Approximately 400 people give their time to the production each year—and Don Brooks is one of those long-time volunteers. Since 1983, Brooks has served in various roles from writing to acting to directing.
“I was just in the choir [to start] in the tree,” he says. “I was in the second row from the top where it was hot, and the lights would get you. I did that for a few years, but then I started getting involved with theatre at Liberty and that’s when they started doing the drama portion of it.”
Brooks says after that, he continued to audition and even got his family involved.
But participating in the Virginia Christmas Spectacular is more than just another acting role for Brooks—it’s a ministry.
“Christmas is a time that really magnifies what makes you happy or if you’re in a bad spot, that gets magnified as well,” he says. “I like to do a Christmas program that speaks to where people are at. This time, we’re dealing with COVID-19, and hurt and pain. We all have a story.”
The Virginia Christmas Spectacular is a way to bring hope, says Brooks. He remembers one year where the story portion focused on infidelity.
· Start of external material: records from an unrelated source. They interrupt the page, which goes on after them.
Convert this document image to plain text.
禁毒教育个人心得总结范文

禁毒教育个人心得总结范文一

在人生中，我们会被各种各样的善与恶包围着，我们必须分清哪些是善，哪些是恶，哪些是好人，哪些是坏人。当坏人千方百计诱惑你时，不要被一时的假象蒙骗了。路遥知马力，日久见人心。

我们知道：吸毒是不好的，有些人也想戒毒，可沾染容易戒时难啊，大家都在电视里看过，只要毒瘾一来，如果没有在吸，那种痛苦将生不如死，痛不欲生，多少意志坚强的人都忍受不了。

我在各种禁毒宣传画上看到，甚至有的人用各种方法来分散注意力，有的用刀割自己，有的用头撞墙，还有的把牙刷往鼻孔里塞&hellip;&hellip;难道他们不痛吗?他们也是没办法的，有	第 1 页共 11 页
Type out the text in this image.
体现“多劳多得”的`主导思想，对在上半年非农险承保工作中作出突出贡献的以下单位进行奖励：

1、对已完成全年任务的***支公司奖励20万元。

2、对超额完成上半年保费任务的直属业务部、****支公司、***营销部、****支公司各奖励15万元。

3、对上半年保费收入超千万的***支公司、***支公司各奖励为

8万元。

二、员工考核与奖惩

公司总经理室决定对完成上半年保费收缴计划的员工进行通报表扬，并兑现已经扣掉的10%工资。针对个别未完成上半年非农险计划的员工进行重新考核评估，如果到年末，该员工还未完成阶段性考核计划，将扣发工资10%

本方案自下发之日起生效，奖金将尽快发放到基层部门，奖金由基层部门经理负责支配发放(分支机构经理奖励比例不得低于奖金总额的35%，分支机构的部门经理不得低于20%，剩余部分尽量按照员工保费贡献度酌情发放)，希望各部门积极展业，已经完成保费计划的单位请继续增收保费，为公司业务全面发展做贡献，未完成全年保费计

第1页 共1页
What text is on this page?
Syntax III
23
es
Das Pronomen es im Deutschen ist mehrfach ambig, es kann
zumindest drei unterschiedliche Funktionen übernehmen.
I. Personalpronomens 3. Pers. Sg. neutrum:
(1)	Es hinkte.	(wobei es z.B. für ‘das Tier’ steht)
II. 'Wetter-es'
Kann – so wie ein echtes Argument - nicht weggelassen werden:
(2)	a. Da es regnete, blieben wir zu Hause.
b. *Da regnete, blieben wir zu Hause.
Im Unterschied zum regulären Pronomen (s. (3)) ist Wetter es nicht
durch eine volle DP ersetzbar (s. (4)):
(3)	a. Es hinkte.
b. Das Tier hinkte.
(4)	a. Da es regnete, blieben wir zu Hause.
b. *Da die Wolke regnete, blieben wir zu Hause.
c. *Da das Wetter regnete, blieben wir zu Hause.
Brooks played the unfaithful husband.
“That’s a hard subject to do when you’re trying to celebrate Rudolph,” he says. “We had several people that came up to me after the show and said, ‘Hey, I saw you in the show and wanted to let you know what you guys were talking about in that storyline is exactly where we’re at.’”
Brooks says a couple even said they came to the show knowing it was the last thing they’d do as a family before heading to divorce court. They told Brooks they had decided to focus on counseling to try to save their marriage.
“We want you to walk away and realize there is hope,” Brooks says.